StandardComment: Urgent action needed to halt road carnage

Corrections
The carnage on our roads has reached unacceptable levels. Recent accidents involving commuter omnibuses that claimed nearly 40 lives must have jogged everyone’s mind into some introspection, particularly now during a long holiday weekend. Many more people than usual are travelling, raising the spectre of increased traffic accidents.

Many reasons have been put forward to explain the carnage: the state of our roads, the roadworthiness of the vehicles and the training and experience of the drivers.

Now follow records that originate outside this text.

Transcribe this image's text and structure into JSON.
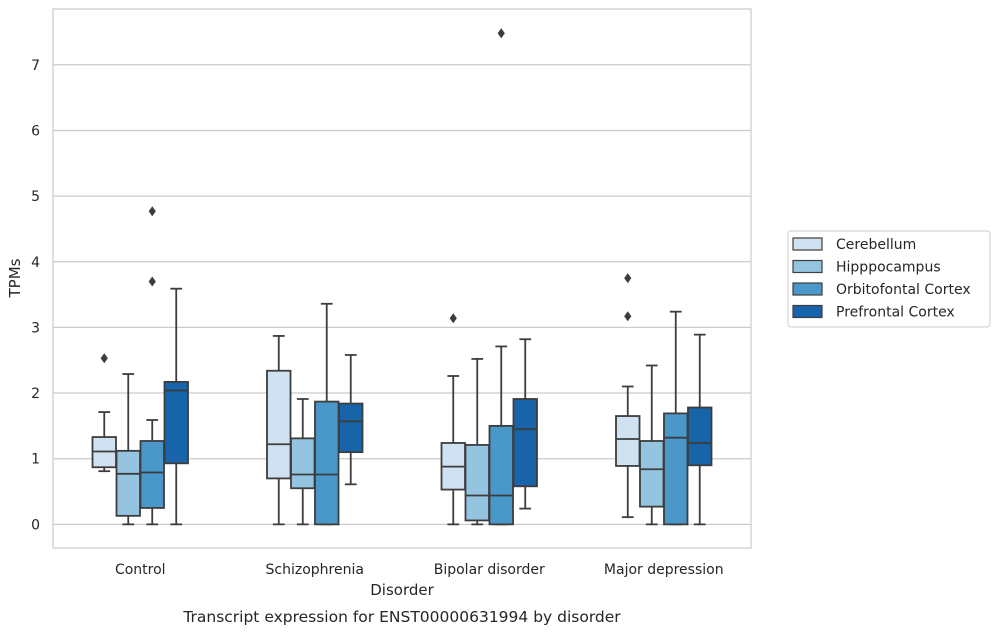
{
  "chart_data": {
    "type": "box",
    "categories": [
      "Control",
      "Schizophrenia",
      "Bipolar disorder",
      "Major depression"
    ],
    "xlabel": "Disorder",
    "ylabel": "TPMs",
    "caption": "Transcript expression for ENST00000631994 by disorder",
    "ylim": [
      -0.36,
      7.85
    ],
    "yticks": [
      0,
      1,
      2,
      3,
      4,
      5,
      6,
      7
    ],
    "grid": "horizontal",
    "legend_position": "right",
    "series": [
      {
        "name": "Cerebellum",
        "color": "#d0e1f2",
        "boxes": [
          {
            "whislo": 0.81,
            "q1": 0.87,
            "med": 1.11,
            "q3": 1.33,
            "whishi": 1.71,
            "fliers": [
              2.53
            ]
          },
          {
            "whislo": 0.0,
            "q1": 0.7,
            "med": 1.22,
            "q3": 2.34,
            "whishi": 2.87,
            "fliers": []
          },
          {
            "whislo": 0.0,
            "q1": 0.53,
            "med": 0.88,
            "q3": 1.24,
            "whishi": 2.26,
            "fliers": [
              3.14
            ]
          },
          {
            "whislo": 0.11,
            "q1": 0.89,
            "med": 1.3,
            "q3": 1.65,
            "whishi": 2.1,
            "fliers": [
              3.17,
              3.75
            ]
          }
        ]
      },
      {
        "name": "Hipppocampus",
        "color": "#94c4df",
        "boxes": [
          {
            "whislo": 0.0,
            "q1": 0.13,
            "med": 0.77,
            "q3": 1.12,
            "whishi": 2.29,
            "fliers": []
          },
          {
            "whislo": 0.0,
            "q1": 0.55,
            "med": 0.76,
            "q3": 1.31,
            "whishi": 1.91,
            "fliers": []
          },
          {
            "whislo": 0.0,
            "q1": 0.06,
            "med": 0.44,
            "q3": 1.21,
            "whishi": 2.52,
            "fliers": []
          },
          {
            "whislo": 0.0,
            "q1": 0.27,
            "med": 0.84,
            "q3": 1.27,
            "whishi": 2.42,
            "fliers": []
          }
        ]
      },
      {
        "name": "Orbitofontal Cortex",
        "color": "#4a98c9",
        "boxes": [
          {
            "whislo": 0.0,
            "q1": 0.25,
            "med": 0.79,
            "q3": 1.27,
            "whishi": 1.59,
            "fliers": [
              3.7,
              4.77
            ]
          },
          {
            "whislo": 0.0,
            "q1": 0.0,
            "med": 0.76,
            "q3": 1.87,
            "whishi": 3.36,
            "fliers": []
          },
          {
            "whislo": 0.0,
            "q1": 0.0,
            "med": 0.44,
            "q3": 1.5,
            "whishi": 2.71,
            "fliers": [
              7.48
            ]
          },
          {
            "whislo": 0.0,
            "q1": 0.0,
            "med": 1.32,
            "q3": 1.69,
            "whishi": 3.24,
            "fliers": []
          }
        ]
      },
      {
        "name": "Prefrontal Cortex",
        "color": "#1764ab",
        "boxes": [
          {
            "whislo": 0.0,
            "q1": 0.93,
            "med": 2.04,
            "q3": 2.17,
            "whishi": 3.59,
            "fliers": []
          },
          {
            "whislo": 0.61,
            "q1": 1.1,
            "med": 1.57,
            "q3": 1.84,
            "whishi": 2.58,
            "fliers": []
          },
          {
            "whislo": 0.24,
            "q1": 0.58,
            "med": 1.45,
            "q3": 1.91,
            "whishi": 2.82,
            "fliers": []
          },
          {
            "whislo": 0.0,
            "q1": 0.9,
            "med": 1.24,
            "q3": 1.78,
            "whishi": 2.89,
            "fliers": []
          }
        ]
      }
    ]
  }
}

The last point has been worsened by the fact that poorly-trained and inexperienced drivers have found a way of surviving on the roads without much censure because of corruption. Traffic police have been guilty by omission and commission, aiding and abetting much of the misbehaviour on the roads because they benefit from it.

But the main reason for the carnage — and this has never been exposed — may be that operating licences are being dished out to any who can afford to buy minibuses without putting in place a stringent monitoring system that ensures that the buses are constantly and thoroughly inspected for faults, overloading and speeding.

History might inform us on this. When the Zimbabwe United Omnibus Company was still really working and was the pride of the country, all its buses would begin their trips from a garage. This meant that each bus was certified fit for each day’s trip. The drivers were clean and well-mannered. Then, there would be inspectors strategically placed along the route to monitor the bus’s progress and also check bad driver practices along the way.

On the contrary, no one has any idea where most of our privately-owned omnibuses begin or end their journeys. No one monitors them. The passengers’ lives are placed in the hands of dirty and uncouth thugs who place the value of each human life they carry at the level of the dollar fare they collect.This is wrong and dangerous.

There ought to be certain benchmarks that each bus fleet must meet before they are licensed to ply our roads. Fleets that still operate like pirate taxis must be taken off our roads before the toll in human lives mounts any further.